On Wed, Jul 5, 2017 at 9:20 AM, Linus Torvalds
<torva...@linux-foundation.org> wrote:
> On Wed, Jul 5, 2017 at 9:15 AM, Andy Lutomirski <l...@kernel.org> wrote:
>> On Wed, Jul 5, 2017 at 7:23 AM, Michal Hocko <mho...@kernel.org> wrote:
>>>
>>> This is really worrying. This doesn't look like a gap at all. It is a
>>> mapping which actually contains a code and so we should absolutely not
>>> allow to scribble over it. So I am afraid the only way forward is to
>>> allow per process stack gap and run this particular program to have a
>>> smaller gap. We basically have two ways. Either /proc/<pid>/$file or
>>> a prctl inherited on exec. The later is a smaller code. What do you
>>> think?
>>
>> Why inherit on exec?
>
> .. because the whole point is that you have an existing binary that breaks.
>
> So you need to be able to wrap it in "let's lower the stack gap, then
> run that known-problematic binary".
>
> If you think the problem is solved by recompiling existing binaries,
> then why are we doing this kernel hack to begin with? The *real*
> solution was always to just fix the damn compiler and ABI.

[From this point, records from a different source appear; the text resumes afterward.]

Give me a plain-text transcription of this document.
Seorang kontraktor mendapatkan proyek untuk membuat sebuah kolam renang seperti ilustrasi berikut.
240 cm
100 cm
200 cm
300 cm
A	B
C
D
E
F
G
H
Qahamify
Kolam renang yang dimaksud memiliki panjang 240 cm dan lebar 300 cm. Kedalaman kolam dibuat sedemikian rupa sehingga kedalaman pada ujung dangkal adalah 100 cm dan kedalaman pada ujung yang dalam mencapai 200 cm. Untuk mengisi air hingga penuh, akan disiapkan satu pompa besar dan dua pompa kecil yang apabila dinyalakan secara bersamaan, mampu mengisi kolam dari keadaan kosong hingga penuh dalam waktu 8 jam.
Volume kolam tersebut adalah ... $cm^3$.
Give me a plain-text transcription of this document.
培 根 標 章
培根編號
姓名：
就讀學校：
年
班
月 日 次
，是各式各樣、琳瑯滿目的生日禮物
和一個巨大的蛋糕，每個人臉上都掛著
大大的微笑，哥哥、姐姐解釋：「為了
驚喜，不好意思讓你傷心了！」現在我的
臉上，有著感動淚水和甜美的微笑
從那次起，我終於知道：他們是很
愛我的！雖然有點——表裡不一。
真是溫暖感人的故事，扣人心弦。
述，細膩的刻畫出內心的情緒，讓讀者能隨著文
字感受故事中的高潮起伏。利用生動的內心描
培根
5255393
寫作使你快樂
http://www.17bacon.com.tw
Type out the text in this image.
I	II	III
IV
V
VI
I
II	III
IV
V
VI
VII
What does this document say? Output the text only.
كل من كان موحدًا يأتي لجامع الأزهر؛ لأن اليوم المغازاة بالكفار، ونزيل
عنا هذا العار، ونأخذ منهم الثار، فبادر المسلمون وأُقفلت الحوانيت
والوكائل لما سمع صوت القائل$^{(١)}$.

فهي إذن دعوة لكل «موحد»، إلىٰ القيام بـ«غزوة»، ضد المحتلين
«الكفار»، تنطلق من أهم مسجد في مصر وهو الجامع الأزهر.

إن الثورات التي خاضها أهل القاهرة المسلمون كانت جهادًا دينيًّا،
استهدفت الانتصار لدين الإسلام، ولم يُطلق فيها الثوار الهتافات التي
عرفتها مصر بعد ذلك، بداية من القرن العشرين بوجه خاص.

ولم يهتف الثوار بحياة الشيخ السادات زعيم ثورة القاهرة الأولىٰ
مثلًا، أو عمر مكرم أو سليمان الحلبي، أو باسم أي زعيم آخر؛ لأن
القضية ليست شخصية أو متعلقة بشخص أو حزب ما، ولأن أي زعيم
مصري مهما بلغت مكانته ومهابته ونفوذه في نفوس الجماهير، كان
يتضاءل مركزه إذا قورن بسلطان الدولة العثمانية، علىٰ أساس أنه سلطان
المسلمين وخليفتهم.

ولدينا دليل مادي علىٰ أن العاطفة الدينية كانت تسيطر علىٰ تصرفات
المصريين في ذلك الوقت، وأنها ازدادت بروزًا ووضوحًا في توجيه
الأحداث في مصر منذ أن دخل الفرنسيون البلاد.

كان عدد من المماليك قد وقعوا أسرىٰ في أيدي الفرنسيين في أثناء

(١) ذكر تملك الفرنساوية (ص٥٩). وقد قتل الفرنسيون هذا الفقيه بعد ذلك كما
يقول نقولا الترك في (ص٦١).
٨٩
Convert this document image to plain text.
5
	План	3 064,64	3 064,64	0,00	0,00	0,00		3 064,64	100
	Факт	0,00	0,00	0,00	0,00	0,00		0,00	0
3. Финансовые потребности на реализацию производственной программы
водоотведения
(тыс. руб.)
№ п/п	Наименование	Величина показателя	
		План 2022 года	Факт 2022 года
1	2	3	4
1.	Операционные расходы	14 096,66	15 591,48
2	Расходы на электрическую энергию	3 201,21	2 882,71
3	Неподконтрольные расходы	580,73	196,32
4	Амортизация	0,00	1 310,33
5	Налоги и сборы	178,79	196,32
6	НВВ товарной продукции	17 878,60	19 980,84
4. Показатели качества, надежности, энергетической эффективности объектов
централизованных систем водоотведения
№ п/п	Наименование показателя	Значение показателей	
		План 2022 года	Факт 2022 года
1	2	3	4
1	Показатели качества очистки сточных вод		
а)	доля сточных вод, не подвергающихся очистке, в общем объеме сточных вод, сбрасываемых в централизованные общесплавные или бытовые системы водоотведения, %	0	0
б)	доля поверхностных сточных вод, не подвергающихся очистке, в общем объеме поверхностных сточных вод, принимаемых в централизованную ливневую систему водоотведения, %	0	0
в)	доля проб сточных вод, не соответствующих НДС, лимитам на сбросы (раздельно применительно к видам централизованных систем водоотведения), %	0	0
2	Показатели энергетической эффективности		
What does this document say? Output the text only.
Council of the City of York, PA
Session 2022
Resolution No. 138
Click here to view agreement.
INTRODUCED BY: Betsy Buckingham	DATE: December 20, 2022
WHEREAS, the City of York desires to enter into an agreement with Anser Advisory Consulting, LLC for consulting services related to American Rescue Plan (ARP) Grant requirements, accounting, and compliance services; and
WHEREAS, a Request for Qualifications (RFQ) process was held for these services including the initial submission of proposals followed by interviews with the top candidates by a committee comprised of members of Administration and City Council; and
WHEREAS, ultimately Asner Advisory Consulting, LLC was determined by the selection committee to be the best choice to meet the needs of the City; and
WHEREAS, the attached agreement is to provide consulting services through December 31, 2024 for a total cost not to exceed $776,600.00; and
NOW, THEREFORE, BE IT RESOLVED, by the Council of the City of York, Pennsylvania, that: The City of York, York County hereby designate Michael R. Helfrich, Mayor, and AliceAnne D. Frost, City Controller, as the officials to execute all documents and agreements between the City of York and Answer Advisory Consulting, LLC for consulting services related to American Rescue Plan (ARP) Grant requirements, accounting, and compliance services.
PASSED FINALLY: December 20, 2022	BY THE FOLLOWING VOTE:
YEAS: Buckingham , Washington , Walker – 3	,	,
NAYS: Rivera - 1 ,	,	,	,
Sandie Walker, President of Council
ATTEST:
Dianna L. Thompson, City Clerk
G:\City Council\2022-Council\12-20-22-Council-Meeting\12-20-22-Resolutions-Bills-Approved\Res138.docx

That's not what I was suggesting at all.  I was suggesting that, if
we're going to suggest a new API, that the new API actually be sane.

>
> That *real* solution is simple and needs no kernel support at all.
>
> In other words, *ALL* of the kernel work in this area is purely to
> support existing binaries. Don't overlook that fact.

Right.  But I think the approach that we're all taking here is a bit
nutty.  We all realize that this issue is a longstanding *GCC* bug
[1], but we're acting like it's a Big Deal (tm) kernel bug that Must
Be Fixed (tm) and therefore is allowed to break ABI.  My security hat
is normally pretty hard-line, but I think it may be time to call BS.

Imagine if Kees had sent some symlink hardening patch that was
default-on and broke a stock distro.  Or if I had sent a vsyscall
hardening patch that broke real code.  It would get reverted right
away, probably along with a diatribe about how we should have known
better.  I think this stack gap stuff is the same thing.  It's not a
security fix -- it's a hardening patch.

Looking at it that way, I think a new inherited-on-exec flag is nucking futs.

I'm starting to think that the right approach is to mostly revert all
this stuff (the execve fixes are fine).  Then start over and think
about it as hardening.  I would suggest the following approach:

 - The stack gap is one page, just like it's been for years.
 - As a hardening feature, if the stack would expand within 64k or
whatever of a non-MAP_FIXED mapping, refuse to expand it.  (This might
have to be a non-hinted mapping, not just a non-MAP_FIXED mapping.)
The idea being that, if you deliberately place a mapping under the
stack, you know what you're doing.  If you're like LibreOffice and do
something daft and are thus exploitable, you're on your own.
 - As a hardening measure, don't let mmap without MAP_FIXED position
something within 64k or whatever of the bottom of the stack unless a
MAP_FIXED mapping is between them.

And that's all.  It's not like a 64k gap actually fixes these bugs for
real -- it just makes them harder to exploit.

[1] The code that GCC generates for char buf[bug number] and alloca()
is flat-out wrong.  Everyone who's ever thought about it all all knows
it and has known about it for years, but no one cared to fix it.